Lawmakers are also anticipating the details of Trump’s plans to save TikTok from a federal ban set to take effect at midnight on Sunday. Tiktok had voluntarily shut down its services in anticipation of the deadline but then brought them back online following a Sunday TruthSocial post where Trump vowed to “save TikTok.”

Trump’s transition team has been contemplating a wide swath of Day One executive orders, ranging from actions relating to immigration and border security to foreign policy and trade — though senior aides continued to debate the language and several key aspects of the policies in the days leading up to the inauguration.
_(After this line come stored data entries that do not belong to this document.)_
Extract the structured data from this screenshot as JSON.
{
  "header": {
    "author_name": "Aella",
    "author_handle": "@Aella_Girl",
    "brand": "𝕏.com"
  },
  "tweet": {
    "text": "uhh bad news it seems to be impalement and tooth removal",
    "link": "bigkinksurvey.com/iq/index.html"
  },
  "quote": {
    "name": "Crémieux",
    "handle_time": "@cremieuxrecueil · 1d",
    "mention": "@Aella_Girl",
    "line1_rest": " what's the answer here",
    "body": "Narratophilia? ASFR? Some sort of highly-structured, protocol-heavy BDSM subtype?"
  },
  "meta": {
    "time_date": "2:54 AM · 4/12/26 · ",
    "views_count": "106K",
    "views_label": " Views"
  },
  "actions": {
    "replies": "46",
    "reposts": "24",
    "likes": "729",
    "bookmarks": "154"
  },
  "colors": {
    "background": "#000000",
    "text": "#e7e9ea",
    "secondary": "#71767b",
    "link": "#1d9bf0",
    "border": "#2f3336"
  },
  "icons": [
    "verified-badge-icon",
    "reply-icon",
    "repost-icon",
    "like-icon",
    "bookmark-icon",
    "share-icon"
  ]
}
Trump’s first actions potentially include slapping 25 percent tariffs on imports from Canada and Mexico and declaring the U.S. trade deficit “a national emergency.” Trump is also expected to expand the “expedited removal” of undocumented immigrants under a fast-tracked deportation authority.

Trump has also pledged to pardon a still-unknown number of the 1,600 people charged in the Jan. 6, 2021, attack on the Capitol, possibly “within the first nine minutes” of his administration. Aides have vacillated between raising expectations for blanket pardons or more limited pardons that would cover only nonviolent offenders.